Repost: make foreach(i, a; range) "just work"
Jesse Phillips
Jesse.K.Phillips+D at gmail.com
Fri Feb 21 11:42:41 PST 2014
On Friday, 21 February 2014 at 16:41:00 UTC, Regan Heath wrote:
> and make this possible too:
>
> foreach([index, ]value; range) { }
I understand the user interface is simple, but you created 3
statements about how it could be achieved and work/not work with
the existing setup. Each have their positives and negatives, it
would not make sense to "just choose one" and hope it all works
out.
>> if AA is changed to a double[string], then your value loop
>> iterates on keys and your key loop iterates on values.
>
> No, I was actually suggesting a change here, the compiler would
> use type matching not ordering to assign the variables. So
> because 'v' is a string, it is bound to the value not the key.
And string is the key, double[string] is not the same as
string[double].
Also string[string], ambiguous yet common.
There are many things to consider when adding a feature, it is
not good to ignore what can go wrong.
> Thanks! Ok, so how is this working? ahh, ok I think I get it.
> enumerate returns a range, whose values are Tuples of
> index/value where value is also a tuple so is flattened, and
> then the whole lot is flattened into the foreach.

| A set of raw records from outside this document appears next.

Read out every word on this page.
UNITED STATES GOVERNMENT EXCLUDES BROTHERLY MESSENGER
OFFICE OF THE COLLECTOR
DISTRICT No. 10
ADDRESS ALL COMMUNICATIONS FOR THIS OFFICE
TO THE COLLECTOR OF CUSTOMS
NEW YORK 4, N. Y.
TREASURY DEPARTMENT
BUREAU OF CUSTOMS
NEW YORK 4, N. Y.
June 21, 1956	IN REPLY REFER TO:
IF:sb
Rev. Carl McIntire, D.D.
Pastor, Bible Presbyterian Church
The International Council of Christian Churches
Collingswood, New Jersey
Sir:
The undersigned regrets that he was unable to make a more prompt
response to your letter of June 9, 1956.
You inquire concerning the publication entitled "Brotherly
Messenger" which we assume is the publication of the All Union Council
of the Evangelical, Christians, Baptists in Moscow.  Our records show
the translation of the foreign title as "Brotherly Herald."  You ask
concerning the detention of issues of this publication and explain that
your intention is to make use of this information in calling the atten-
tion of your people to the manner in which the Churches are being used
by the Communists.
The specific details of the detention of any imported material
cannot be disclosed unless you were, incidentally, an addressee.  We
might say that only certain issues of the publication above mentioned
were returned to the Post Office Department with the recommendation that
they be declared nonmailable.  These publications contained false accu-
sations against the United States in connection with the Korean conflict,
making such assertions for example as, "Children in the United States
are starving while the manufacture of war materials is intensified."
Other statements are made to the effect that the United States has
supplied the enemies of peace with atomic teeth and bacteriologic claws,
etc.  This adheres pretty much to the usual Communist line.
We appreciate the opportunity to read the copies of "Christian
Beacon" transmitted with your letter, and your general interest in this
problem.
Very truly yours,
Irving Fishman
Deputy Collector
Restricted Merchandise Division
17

Sounds like you understand it, seams foreach will flatten all
tuples.
> I don't think this affects what I actually want to change, we
> can have:
>
> foreach(index, value; range) { }
>
> and still flatten tuples into value, you would simply have to
> provide one extra variable to get an index.
>
> Make sense?
Yes, but I'm saying we don't need it because
foreach(index, value; range.enumerate) { }
is good enough. Not perfect, but good enough.